No, we didn’t attend a meeting about flying saucers! The Barty Group presented five posters and one talk at Ultrafast Optics XIII (UFO XIII), held this year in San Carlos de Bariloche, Argentina at the Llao Llao Hotel. This post’s image is the gorgeous view from the Llao Llao hotel. Ultrafast Optics is a conference that invites scientists from across the globe to present on the latest developments in ultrafast (few picosecond or shorter) pulses of light and their applications. The conference is held every other year, each time in a unique location.

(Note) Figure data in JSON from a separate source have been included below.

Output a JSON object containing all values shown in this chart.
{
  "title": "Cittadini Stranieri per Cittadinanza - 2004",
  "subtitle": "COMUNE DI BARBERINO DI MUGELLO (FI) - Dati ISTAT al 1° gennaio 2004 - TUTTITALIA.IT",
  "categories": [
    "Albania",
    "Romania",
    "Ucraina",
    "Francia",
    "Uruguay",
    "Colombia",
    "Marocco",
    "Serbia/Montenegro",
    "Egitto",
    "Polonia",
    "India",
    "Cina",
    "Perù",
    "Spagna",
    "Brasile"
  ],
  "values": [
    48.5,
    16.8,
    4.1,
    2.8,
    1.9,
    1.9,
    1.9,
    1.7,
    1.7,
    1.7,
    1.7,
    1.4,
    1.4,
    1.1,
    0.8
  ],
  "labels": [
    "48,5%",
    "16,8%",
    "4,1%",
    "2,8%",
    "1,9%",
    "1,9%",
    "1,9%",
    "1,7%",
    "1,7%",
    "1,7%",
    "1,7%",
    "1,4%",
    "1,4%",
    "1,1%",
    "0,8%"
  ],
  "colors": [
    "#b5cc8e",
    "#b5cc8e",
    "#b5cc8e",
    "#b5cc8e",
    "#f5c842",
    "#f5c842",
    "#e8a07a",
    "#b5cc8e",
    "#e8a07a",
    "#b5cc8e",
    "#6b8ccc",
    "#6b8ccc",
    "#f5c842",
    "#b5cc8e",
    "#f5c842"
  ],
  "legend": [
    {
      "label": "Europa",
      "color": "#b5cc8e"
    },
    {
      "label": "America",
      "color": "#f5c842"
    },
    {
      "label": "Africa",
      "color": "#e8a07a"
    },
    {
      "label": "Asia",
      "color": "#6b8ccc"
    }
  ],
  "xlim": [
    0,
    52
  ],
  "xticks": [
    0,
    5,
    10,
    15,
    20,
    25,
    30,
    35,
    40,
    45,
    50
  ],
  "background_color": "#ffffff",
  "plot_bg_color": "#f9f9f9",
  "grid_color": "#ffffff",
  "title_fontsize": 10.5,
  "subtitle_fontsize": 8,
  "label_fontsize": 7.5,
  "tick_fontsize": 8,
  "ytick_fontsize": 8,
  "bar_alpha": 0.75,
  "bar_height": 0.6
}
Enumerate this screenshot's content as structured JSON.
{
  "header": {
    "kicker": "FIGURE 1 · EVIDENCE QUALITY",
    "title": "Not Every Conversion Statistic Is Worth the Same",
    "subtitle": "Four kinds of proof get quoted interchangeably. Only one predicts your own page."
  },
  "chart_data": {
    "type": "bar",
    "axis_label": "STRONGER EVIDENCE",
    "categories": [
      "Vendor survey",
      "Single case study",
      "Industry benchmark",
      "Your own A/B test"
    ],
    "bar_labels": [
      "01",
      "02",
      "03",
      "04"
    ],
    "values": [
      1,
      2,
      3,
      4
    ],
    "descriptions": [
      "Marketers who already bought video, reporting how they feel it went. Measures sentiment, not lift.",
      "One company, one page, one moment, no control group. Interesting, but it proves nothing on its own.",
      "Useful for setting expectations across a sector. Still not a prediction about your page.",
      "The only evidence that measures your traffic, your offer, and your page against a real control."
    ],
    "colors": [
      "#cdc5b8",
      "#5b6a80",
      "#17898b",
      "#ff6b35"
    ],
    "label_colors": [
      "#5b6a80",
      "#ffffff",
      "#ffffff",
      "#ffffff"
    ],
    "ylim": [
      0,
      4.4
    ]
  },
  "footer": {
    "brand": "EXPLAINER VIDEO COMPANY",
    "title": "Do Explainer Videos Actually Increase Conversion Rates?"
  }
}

Kyle Chesnut gave the talk “Spatially and Temporally Chirped Beams: The Single Aperture Path to Exawatt Peak-Power Lasers,” discussing a path to exawatt scale lasers via chirped pulse juxtaposed with beam amplification (CPJBA). Kyle also authored the poster “Amplitude Neutral Temporal Electric-field Autocorrelator with Exquisite Resolution (ANTEATER)“, which was co-authored and presented by Haytham Effarah. This poster presented a novel amplitude balanced and dispersion compensated interferometric autocorrelator, used to measure the durations of ultrafast light pulses, that was designed and built in the Barty Lab.

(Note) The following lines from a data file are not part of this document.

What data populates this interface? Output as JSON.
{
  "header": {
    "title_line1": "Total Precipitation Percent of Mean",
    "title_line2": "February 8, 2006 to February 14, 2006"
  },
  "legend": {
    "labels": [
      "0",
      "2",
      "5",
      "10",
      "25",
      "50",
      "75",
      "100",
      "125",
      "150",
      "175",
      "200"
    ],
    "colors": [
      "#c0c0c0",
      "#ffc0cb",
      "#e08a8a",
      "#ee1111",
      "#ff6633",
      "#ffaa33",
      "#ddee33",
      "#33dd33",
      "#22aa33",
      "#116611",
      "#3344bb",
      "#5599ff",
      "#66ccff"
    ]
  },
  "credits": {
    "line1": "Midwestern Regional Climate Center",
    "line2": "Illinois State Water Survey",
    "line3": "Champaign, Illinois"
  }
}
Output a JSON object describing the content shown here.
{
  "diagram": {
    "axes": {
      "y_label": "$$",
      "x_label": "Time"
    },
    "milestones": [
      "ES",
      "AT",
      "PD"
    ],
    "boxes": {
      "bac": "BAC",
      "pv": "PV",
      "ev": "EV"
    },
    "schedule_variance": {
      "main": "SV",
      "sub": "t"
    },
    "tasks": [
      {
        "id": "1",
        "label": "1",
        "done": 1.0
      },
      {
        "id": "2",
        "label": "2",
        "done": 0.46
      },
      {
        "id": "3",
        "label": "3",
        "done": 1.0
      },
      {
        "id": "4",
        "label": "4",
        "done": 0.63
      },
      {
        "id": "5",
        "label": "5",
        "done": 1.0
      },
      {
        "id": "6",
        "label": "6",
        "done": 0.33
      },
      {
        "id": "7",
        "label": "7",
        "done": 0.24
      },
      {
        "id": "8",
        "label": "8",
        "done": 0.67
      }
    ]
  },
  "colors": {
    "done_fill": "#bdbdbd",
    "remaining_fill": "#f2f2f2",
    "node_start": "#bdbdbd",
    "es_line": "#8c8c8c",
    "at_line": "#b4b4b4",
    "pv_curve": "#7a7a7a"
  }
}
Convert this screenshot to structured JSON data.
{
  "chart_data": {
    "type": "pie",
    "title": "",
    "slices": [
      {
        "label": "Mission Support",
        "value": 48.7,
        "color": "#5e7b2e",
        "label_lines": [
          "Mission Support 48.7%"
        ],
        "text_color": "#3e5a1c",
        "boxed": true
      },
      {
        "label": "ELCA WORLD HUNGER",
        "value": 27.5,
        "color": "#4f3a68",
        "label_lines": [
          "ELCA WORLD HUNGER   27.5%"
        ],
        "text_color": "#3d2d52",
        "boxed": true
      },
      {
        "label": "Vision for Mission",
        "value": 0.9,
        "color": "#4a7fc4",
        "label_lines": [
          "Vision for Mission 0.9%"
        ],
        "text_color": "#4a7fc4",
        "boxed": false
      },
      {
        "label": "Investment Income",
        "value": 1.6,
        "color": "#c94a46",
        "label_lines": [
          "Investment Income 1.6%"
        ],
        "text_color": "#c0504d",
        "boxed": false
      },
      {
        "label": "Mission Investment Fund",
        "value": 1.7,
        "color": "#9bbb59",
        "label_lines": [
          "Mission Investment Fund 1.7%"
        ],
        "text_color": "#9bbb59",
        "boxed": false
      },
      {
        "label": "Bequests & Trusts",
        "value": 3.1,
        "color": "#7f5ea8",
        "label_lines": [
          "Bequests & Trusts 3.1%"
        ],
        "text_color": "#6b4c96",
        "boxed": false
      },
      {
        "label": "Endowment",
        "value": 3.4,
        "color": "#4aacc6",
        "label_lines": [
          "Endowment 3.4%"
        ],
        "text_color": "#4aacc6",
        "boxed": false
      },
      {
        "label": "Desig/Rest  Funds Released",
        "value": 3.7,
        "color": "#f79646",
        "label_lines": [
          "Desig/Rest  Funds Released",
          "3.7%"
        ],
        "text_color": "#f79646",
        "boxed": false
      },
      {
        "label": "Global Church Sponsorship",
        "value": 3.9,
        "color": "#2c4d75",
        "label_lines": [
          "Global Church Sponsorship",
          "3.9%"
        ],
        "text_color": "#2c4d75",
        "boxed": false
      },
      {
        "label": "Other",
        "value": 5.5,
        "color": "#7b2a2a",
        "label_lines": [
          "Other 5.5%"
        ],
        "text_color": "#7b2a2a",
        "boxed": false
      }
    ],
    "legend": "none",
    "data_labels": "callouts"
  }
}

Trevor Reutershan presented the poster “Path to 100 fs multi-MeV gamma rays from extremely brilliant Compton sources,” which is about how Extremely Brilliant Compton Scattering can be used to generate sub-100 fs, MeV scale pulses of light. Michael Seggebruch presented the posters “Shorter Duration Ultrafast Electro-optic Frequency Combs via Multi-Wavelength Seeding” and “Synthesis of Multi-GHz Ultrafast Pulse Trains via Harmonic Bandwidth Broadening of Electro-Optic Frequency Combs,” both of which present methods for generating shorter duration pulses from Multi-GHz electro-optic frequency combs. Eric Nelson presented the poster “Space-Time Correlated Foci of Exotic Spatially Chirped Femtosecond Beams,” which discusses the foci of exotic spatially chirped beams and their practical implementations.